Teo Interview


Introduce Yourself: I am Teo, an introverted incoming freshman.

Thoughts On People In The World?: Despite the continuous increase of bad news brought about by humanity itself, I do believe that the good still outweigh the bad. I truly believe that there is light in everyone’s thoughts and warmth in everyone’s hearts.

What are your inspirations & goals?: First and foremost, I’d like to be successful in my future career, and I’d like that my passion would be as strong as ever regardless of stressful situations I may encounter that may drag me down or even make me dislike what I aspire to be.

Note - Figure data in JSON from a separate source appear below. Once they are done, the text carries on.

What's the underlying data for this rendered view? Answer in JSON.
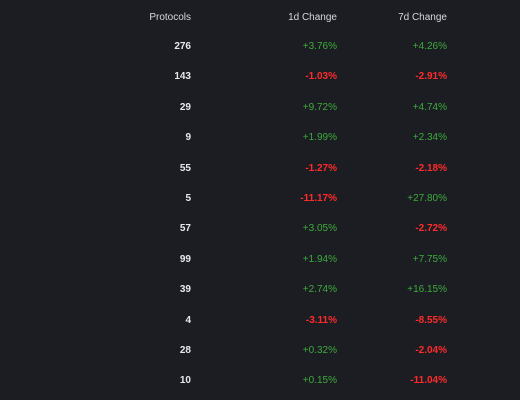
{
  "header": {
    "protocols_label": "Protocols",
    "change_1d_label": "1d Change",
    "change_7d_label": "7d Change"
  },
  "colors": {
    "background": "#1c1d22",
    "positive": "#3dab3d",
    "negative": "#ff2b2b",
    "text": "#e8e9ec"
  },
  "rows": [
    {
      "protocols": "276",
      "change_1d": "+3.76%",
      "change_7d": "+4.26%",
      "dir_1d": "up",
      "dir_7d": "up"
    },
    {
      "protocols": "143",
      "change_1d": "-1.03%",
      "change_7d": "-2.91%",
      "dir_1d": "down",
      "dir_7d": "down"
    },
    {
      "protocols": "29",
      "change_1d": "+9.72%",
      "change_7d": "+4.74%",
      "dir_1d": "up",
      "dir_7d": "up"
    },
    {
      "protocols": "9",
      "change_1d": "+1.99%",
      "change_7d": "+2.34%",
      "dir_1d": "up",
      "dir_7d": "up"
    },
    {
      "protocols": "55",
      "change_1d": "-1.27%",
      "change_7d": "-2.18%",
      "dir_1d": "down",
      "dir_7d": "down"
    },
    {
      "protocols": "5",
      "change_1d": "-11.17%",
      "change_7d": "+27.80%",
      "dir_1d": "down",
      "dir_7d": "up"
    },
    {
      "protocols": "57",
      "change_1d": "+3.05%",
      "change_7d": "-2.72%",
      "dir_1d": "up",
      "dir_7d": "down"
    },
    {
      "protocols": "99",
      "change_1d": "+1.94%",
      "change_7d": "+7.75%",
      "dir_1d": "up",
      "dir_7d": "up"
    },
    {
      "protocols": "39",
      "change_1d": "+2.74%",
      "change_7d": "+16.15%",
      "dir_1d": "up",
      "dir_7d": "up"
    },
    {
      "protocols": "4",
      "change_1d": "-3.11%",
      "change_7d": "-8.55%",
      "dir_1d": "down",
      "dir_7d": "down"
    },
    {
      "protocols": "28",
      "change_1d": "+0.32%",
      "change_7d": "-2.04%",
      "dir_1d": "up",
      "dir_7d": "down"
    },
    {
      "protocols": "10",
      "change_1d": "+0.15%",
      "change_7d": "-11.04%",
      "dir_1d": "up",
      "dir_7d": "down"
    }
  ]
}
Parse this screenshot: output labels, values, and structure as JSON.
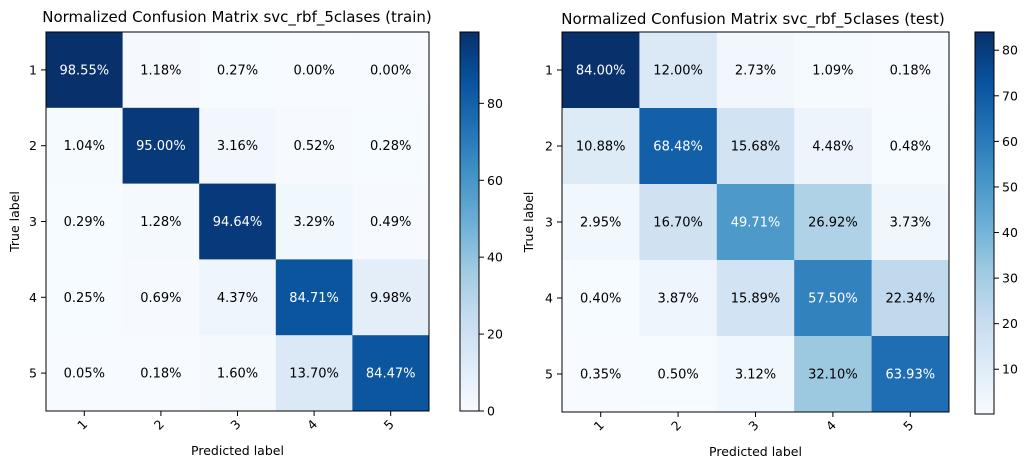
{
  "chart_data": [
    {
      "type": "heatmap",
      "title": "Normalized Confusion Matrix svc_rbf_5clases (train)",
      "xlabel": "Predicted label",
      "ylabel": "True label",
      "x_categories": [
        "1",
        "2",
        "3",
        "4",
        "5"
      ],
      "y_categories": [
        "1",
        "2",
        "3",
        "4",
        "5"
      ],
      "values": [
        [
          98.55,
          1.18,
          0.27,
          0.0,
          0.0
        ],
        [
          1.04,
          95.0,
          3.16,
          0.52,
          0.28
        ],
        [
          0.29,
          1.28,
          94.64,
          3.29,
          0.49
        ],
        [
          0.25,
          0.69,
          4.37,
          84.71,
          9.98
        ],
        [
          0.05,
          0.18,
          1.6,
          13.7,
          84.47
        ]
      ],
      "cell_labels": [
        [
          "98.55%",
          "1.18%",
          "0.27%",
          "0.00%",
          "0.00%"
        ],
        [
          "1.04%",
          "95.00%",
          "3.16%",
          "0.52%",
          "0.28%"
        ],
        [
          "0.29%",
          "1.28%",
          "94.64%",
          "3.29%",
          "0.49%"
        ],
        [
          "0.25%",
          "0.69%",
          "4.37%",
          "84.71%",
          "9.98%"
        ],
        [
          "0.05%",
          "0.18%",
          "1.60%",
          "13.70%",
          "84.47%"
        ]
      ],
      "colormap": "Blues",
      "vmin": 0,
      "vmax": 98.55,
      "colorbar_ticks": [
        0,
        20,
        40,
        60,
        80
      ],
      "colorbar_tick_labels": [
        "0",
        "20",
        "40",
        "60",
        "80"
      ]
    },
    {
      "type": "heatmap",
      "title": "Normalized Confusion Matrix svc_rbf_5clases (test)",
      "xlabel": "Predicted label",
      "ylabel": "True label",
      "x_categories": [
        "1",
        "2",
        "3",
        "4",
        "5"
      ],
      "y_categories": [
        "1",
        "2",
        "3",
        "4",
        "5"
      ],
      "values": [
        [
          84.0,
          12.0,
          2.73,
          1.09,
          0.18
        ],
        [
          10.88,
          68.48,
          15.68,
          4.48,
          0.48
        ],
        [
          2.95,
          16.7,
          49.71,
          26.92,
          3.73
        ],
        [
          0.4,
          3.87,
          15.89,
          57.5,
          22.34
        ],
        [
          0.35,
          0.5,
          3.12,
          32.1,
          63.93
        ]
      ],
      "cell_labels": [
        [
          "84.00%",
          "12.00%",
          "2.73%",
          "1.09%",
          "0.18%"
        ],
        [
          "10.88%",
          "68.48%",
          "15.68%",
          "4.48%",
          "0.48%"
        ],
        [
          "2.95%",
          "16.70%",
          "49.71%",
          "26.92%",
          "3.73%"
        ],
        [
          "0.40%",
          "3.87%",
          "15.89%",
          "57.50%",
          "22.34%"
        ],
        [
          "0.35%",
          "0.50%",
          "3.12%",
          "32.10%",
          "63.93%"
        ]
      ],
      "colormap": "Blues",
      "vmin": 0.18,
      "vmax": 84.0,
      "colorbar_ticks": [
        10,
        20,
        30,
        40,
        50,
        60,
        70,
        80
      ],
      "colorbar_tick_labels": [
        "10",
        "20",
        "30",
        "40",
        "50",
        "60",
        "70",
        "80"
      ]
    }
  ]
}
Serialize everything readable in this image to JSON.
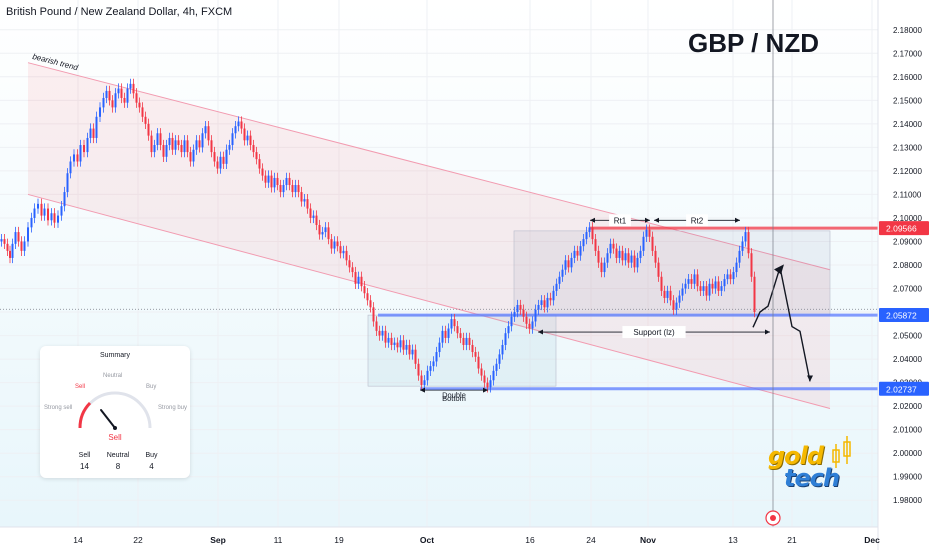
{
  "header": {
    "symbol_line": "British Pound / New Zealand Dollar, 4h, FXCM",
    "big_title": "GBP / NZD"
  },
  "chart_data": {
    "type": "candlestick",
    "ylim": [
      1.975,
      2.185
    ],
    "y_ticks": [
      "2.18000",
      "2.17000",
      "2.16000",
      "2.15000",
      "2.14000",
      "2.13000",
      "2.12000",
      "2.11000",
      "2.10000",
      "2.09000",
      "2.08000",
      "2.07000",
      "2.06000",
      "2.05000",
      "2.04000",
      "2.03000",
      "2.02000",
      "2.01000",
      "2.00000",
      "1.99000",
      "1.98000"
    ],
    "x_ticks": [
      "14",
      "22",
      "Sep",
      "11",
      "19",
      "Oct",
      "16",
      "24",
      "Nov",
      "13",
      "21",
      "Dec"
    ],
    "price_tags": [
      {
        "value": "2.09566",
        "color": "#f23645"
      },
      {
        "value": "2.05872",
        "color": "#2962ff"
      },
      {
        "value": "2.02737",
        "color": "#2962ff"
      }
    ],
    "horizontal_levels": [
      {
        "value": 2.0957,
        "color": "#f23645"
      },
      {
        "value": 2.0587,
        "color": "#5b7bff"
      },
      {
        "value": 2.0274,
        "color": "#5b7bff"
      }
    ],
    "candle_path": [
      [
        0,
        2.09
      ],
      [
        3,
        2.091
      ],
      [
        6,
        2.089
      ],
      [
        9,
        2.086
      ],
      [
        11,
        2.083
      ],
      [
        14,
        2.089
      ],
      [
        17,
        2.094
      ],
      [
        20,
        2.09
      ],
      [
        23,
        2.086
      ],
      [
        26,
        2.09
      ],
      [
        30,
        2.096
      ],
      [
        33,
        2.1
      ],
      [
        36,
        2.104
      ],
      [
        40,
        2.106
      ],
      [
        43,
        2.101
      ],
      [
        46,
        2.104
      ],
      [
        50,
        2.099
      ],
      [
        53,
        2.102
      ],
      [
        56,
        2.098
      ],
      [
        60,
        2.101
      ],
      [
        63,
        2.105
      ],
      [
        66,
        2.111
      ],
      [
        69,
        2.119
      ],
      [
        72,
        2.124
      ],
      [
        76,
        2.127
      ],
      [
        79,
        2.124
      ],
      [
        82,
        2.131
      ],
      [
        86,
        2.128
      ],
      [
        89,
        2.134
      ],
      [
        92,
        2.138
      ],
      [
        95,
        2.134
      ],
      [
        98,
        2.143
      ],
      [
        102,
        2.147
      ],
      [
        105,
        2.151
      ],
      [
        108,
        2.154
      ],
      [
        111,
        2.15
      ],
      [
        114,
        2.147
      ],
      [
        117,
        2.153
      ],
      [
        120,
        2.155
      ],
      [
        123,
        2.151
      ],
      [
        126,
        2.149
      ],
      [
        129,
        2.155
      ],
      [
        132,
        2.157
      ],
      [
        135,
        2.153
      ],
      [
        138,
        2.149
      ],
      [
        141,
        2.147
      ],
      [
        144,
        2.143
      ],
      [
        147,
        2.14
      ],
      [
        150,
        2.135
      ],
      [
        153,
        2.128
      ],
      [
        156,
        2.131
      ],
      [
        159,
        2.136
      ],
      [
        162,
        2.131
      ],
      [
        165,
        2.126
      ],
      [
        168,
        2.131
      ],
      [
        171,
        2.134
      ],
      [
        174,
        2.129
      ],
      [
        177,
        2.133
      ],
      [
        180,
        2.131
      ],
      [
        183,
        2.128
      ],
      [
        186,
        2.133
      ],
      [
        189,
        2.128
      ],
      [
        192,
        2.124
      ],
      [
        195,
        2.129
      ],
      [
        198,
        2.133
      ],
      [
        201,
        2.13
      ],
      [
        204,
        2.136
      ],
      [
        207,
        2.139
      ],
      [
        210,
        2.133
      ],
      [
        213,
        2.128
      ],
      [
        216,
        2.124
      ],
      [
        219,
        2.121
      ],
      [
        222,
        2.126
      ],
      [
        225,
        2.123
      ],
      [
        228,
        2.129
      ],
      [
        231,
        2.131
      ],
      [
        234,
        2.136
      ],
      [
        237,
        2.139
      ],
      [
        240,
        2.141
      ],
      [
        243,
        2.138
      ],
      [
        246,
        2.133
      ],
      [
        249,
        2.135
      ],
      [
        252,
        2.131
      ],
      [
        255,
        2.128
      ],
      [
        258,
        2.125
      ],
      [
        261,
        2.121
      ],
      [
        264,
        2.118
      ],
      [
        267,
        2.115
      ],
      [
        270,
        2.118
      ],
      [
        273,
        2.113
      ],
      [
        276,
        2.117
      ],
      [
        279,
        2.114
      ],
      [
        282,
        2.111
      ],
      [
        285,
        2.114
      ],
      [
        288,
        2.117
      ],
      [
        291,
        2.114
      ],
      [
        294,
        2.111
      ],
      [
        297,
        2.114
      ],
      [
        300,
        2.111
      ],
      [
        303,
        2.107
      ],
      [
        306,
        2.108
      ],
      [
        309,
        2.104
      ],
      [
        312,
        2.1
      ],
      [
        315,
        2.101
      ],
      [
        318,
        2.097
      ],
      [
        321,
        2.093
      ],
      [
        324,
        2.094
      ],
      [
        327,
        2.096
      ],
      [
        330,
        2.091
      ],
      [
        333,
        2.087
      ],
      [
        336,
        2.09
      ],
      [
        339,
        2.088
      ],
      [
        342,
        2.085
      ],
      [
        345,
        2.086
      ],
      [
        348,
        2.082
      ],
      [
        351,
        2.079
      ],
      [
        354,
        2.077
      ],
      [
        357,
        2.072
      ],
      [
        360,
        2.075
      ],
      [
        363,
        2.071
      ],
      [
        366,
        2.068
      ],
      [
        369,
        2.065
      ],
      [
        372,
        2.062
      ],
      [
        375,
        2.056
      ],
      [
        378,
        2.052
      ],
      [
        381,
        2.05
      ],
      [
        384,
        2.052
      ],
      [
        387,
        2.047
      ],
      [
        390,
        2.049
      ],
      [
        393,
        2.046
      ],
      [
        396,
        2.047
      ],
      [
        399,
        2.045
      ],
      [
        402,
        2.048
      ],
      [
        405,
        2.044
      ],
      [
        408,
        2.046
      ],
      [
        411,
        2.042
      ],
      [
        414,
        2.044
      ],
      [
        417,
        2.038
      ],
      [
        420,
        2.033
      ],
      [
        423,
        2.029
      ],
      [
        426,
        2.031
      ],
      [
        429,
        2.035
      ],
      [
        432,
        2.037
      ],
      [
        435,
        2.039
      ],
      [
        438,
        2.043
      ],
      [
        441,
        2.047
      ],
      [
        444,
        2.052
      ],
      [
        447,
        2.049
      ],
      [
        450,
        2.053
      ],
      [
        453,
        2.057
      ],
      [
        456,
        2.054
      ],
      [
        459,
        2.051
      ],
      [
        462,
        2.049
      ],
      [
        465,
        2.046
      ],
      [
        468,
        2.049
      ],
      [
        471,
        2.046
      ],
      [
        474,
        2.043
      ],
      [
        477,
        2.041
      ],
      [
        480,
        2.036
      ],
      [
        483,
        2.033
      ],
      [
        486,
        2.03
      ],
      [
        489,
        2.028
      ],
      [
        492,
        2.031
      ],
      [
        495,
        2.035
      ],
      [
        498,
        2.038
      ],
      [
        501,
        2.042
      ],
      [
        504,
        2.046
      ],
      [
        507,
        2.051
      ],
      [
        510,
        2.054
      ],
      [
        513,
        2.058
      ],
      [
        516,
        2.06
      ],
      [
        519,
        2.063
      ],
      [
        522,
        2.061
      ],
      [
        525,
        2.058
      ],
      [
        528,
        2.055
      ],
      [
        531,
        2.053
      ],
      [
        534,
        2.056
      ],
      [
        537,
        2.061
      ],
      [
        540,
        2.063
      ],
      [
        543,
        2.065
      ],
      [
        546,
        2.062
      ],
      [
        549,
        2.066
      ],
      [
        552,
        2.065
      ],
      [
        555,
        2.069
      ],
      [
        558,
        2.072
      ],
      [
        561,
        2.075
      ],
      [
        564,
        2.078
      ],
      [
        567,
        2.082
      ],
      [
        570,
        2.079
      ],
      [
        573,
        2.083
      ],
      [
        576,
        2.086
      ],
      [
        579,
        2.084
      ],
      [
        582,
        2.088
      ],
      [
        585,
        2.091
      ],
      [
        588,
        2.094
      ],
      [
        591,
        2.096
      ],
      [
        594,
        2.091
      ],
      [
        597,
        2.086
      ],
      [
        600,
        2.081
      ],
      [
        603,
        2.077
      ],
      [
        606,
        2.081
      ],
      [
        609,
        2.085
      ],
      [
        612,
        2.089
      ],
      [
        615,
        2.087
      ],
      [
        618,
        2.083
      ],
      [
        621,
        2.086
      ],
      [
        624,
        2.082
      ],
      [
        627,
        2.085
      ],
      [
        630,
        2.081
      ],
      [
        633,
        2.084
      ],
      [
        636,
        2.079
      ],
      [
        639,
        2.083
      ],
      [
        642,
        2.086
      ],
      [
        645,
        2.092
      ],
      [
        648,
        2.095
      ],
      [
        651,
        2.092
      ],
      [
        654,
        2.086
      ],
      [
        657,
        2.081
      ],
      [
        660,
        2.075
      ],
      [
        663,
        2.069
      ],
      [
        666,
        2.066
      ],
      [
        669,
        2.069
      ],
      [
        672,
        2.065
      ],
      [
        675,
        2.061
      ],
      [
        678,
        2.064
      ],
      [
        681,
        2.067
      ],
      [
        684,
        2.07
      ],
      [
        687,
        2.072
      ],
      [
        690,
        2.074
      ],
      [
        693,
        2.072
      ],
      [
        696,
        2.076
      ],
      [
        699,
        2.071
      ],
      [
        702,
        2.069
      ],
      [
        705,
        2.071
      ],
      [
        708,
        2.067
      ],
      [
        711,
        2.072
      ],
      [
        714,
        2.07
      ],
      [
        717,
        2.073
      ],
      [
        720,
        2.069
      ],
      [
        723,
        2.071
      ],
      [
        726,
        2.074
      ],
      [
        729,
        2.076
      ],
      [
        732,
        2.074
      ],
      [
        735,
        2.077
      ],
      [
        738,
        2.081
      ],
      [
        741,
        2.086
      ],
      [
        744,
        2.09
      ],
      [
        747,
        2.094
      ],
      [
        750,
        2.085
      ],
      [
        753,
        2.075
      ],
      [
        756,
        2.06
      ]
    ],
    "channel": {
      "upper": [
        [
          28,
          2.166
        ],
        [
          830,
          2.078
        ]
      ],
      "lower": [
        [
          28,
          2.11
        ],
        [
          830,
          2.019
        ]
      ],
      "label": "bearish trend"
    },
    "zones": [
      {
        "x": [
          368,
          556
        ],
        "y": [
          2.0285,
          2.0587
        ]
      },
      {
        "x": [
          514,
          830
        ],
        "y": [
          2.0587,
          2.0945
        ]
      }
    ],
    "annotations": [
      {
        "text": "Rt1",
        "x": [
          590,
          650
        ],
        "y": 2.099
      },
      {
        "text": "Rt2",
        "x": [
          654,
          740
        ],
        "y": 2.099
      },
      {
        "text": "Support (lz)",
        "x": [
          538,
          770
        ],
        "y": 2.0515
      },
      {
        "text": "Double",
        "x": [
          420,
          488
        ],
        "y": 2.025
      },
      {
        "text": "Bottom",
        "x": [
          420,
          488
        ],
        "y": 2.0235
      }
    ],
    "projection_path": [
      [
        753,
        2.0535
      ],
      [
        760,
        2.06
      ],
      [
        768,
        2.0625
      ],
      [
        780,
        2.079
      ],
      [
        792,
        2.0538
      ],
      [
        800,
        2.0518
      ],
      [
        810,
        2.0305
      ]
    ],
    "last_price": 2.0612,
    "cursor_x_date": "16-17 Nov"
  },
  "summary": {
    "title": "Summary",
    "labels": {
      "strong_sell": "Strong sell",
      "sell": "Sell",
      "neutral": "Neutral",
      "buy": "Buy",
      "strong_buy": "Strong buy"
    },
    "verdict": "Sell",
    "counts": [
      {
        "label": "Sell",
        "value": "14"
      },
      {
        "label": "Neutral",
        "value": "8"
      },
      {
        "label": "Buy",
        "value": "4"
      }
    ]
  },
  "logo": {
    "word1": "gold",
    "word2": "tech"
  }
}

How would you impact the world?: As simple as it may seem, I’d start to impact the world by treating people with kindness. I strongly believe that kindness is one of the many universal languages we have. If I treat people with kindness, it acts like a beacon for others to continue spreading what is right rather than what is wrong. Also, if I were to finish my studies, I would like to give back to people, even if I have to work for free. Nothing sounds as better as being able to help save lives and make people smile.

Struggles In Life? : All throughout my life, I have been a really shy person. I think that this has hindered me from reaching my limits. I succumb to the thought that I am satisfied with what I already have, rather than expanding my circle of friends and experiences. My shyness brought me to a position that I get scared to try out new things and to take risks. I want to be able to fully understand what “you only live once’ means. I want to try things and fail, yet improve. I want to break rules and learn from mistakes. I want to be more vocal of my opinions, yet still listen. I want to love, yet be sure. I want to lead, yet still reach out to those I govern over. There are a lot of things that I believed I missed out on due to my being shy, and I like to change it to try and live my life to the fullest.

How do you feel about yourself? Any changes you would make? : Honestly, I feel very mediocre. Like I haven’t achieved or experience enough at my age. I feel like I should be doing more, extending my circle of interests and friends, and stepping out of my comfort zone more. The risks I take are so little that it has confined me in a mentality that I should not do things in fear that I might fail or I may look stupid. I also feel sorry for myself sometimes for being hesitant. If I were more confident, it would surely make me a stronger person. Though changing oneself takes an incredible amount of time and effort, I’d like to change by doing things one step at time.

What does love mean to you?: I think that love has no solid definition. Love is not simply having feelings for your significant other, or having that strong bond you have with your family or friends. Love extends to the depths of everything and anything, whether it be a subject that pierces your interest, a hobby that ignites you, a dream that you want take a hold of, a value you see important, a belief you swear your life to, or even an inanimate object you hold dear.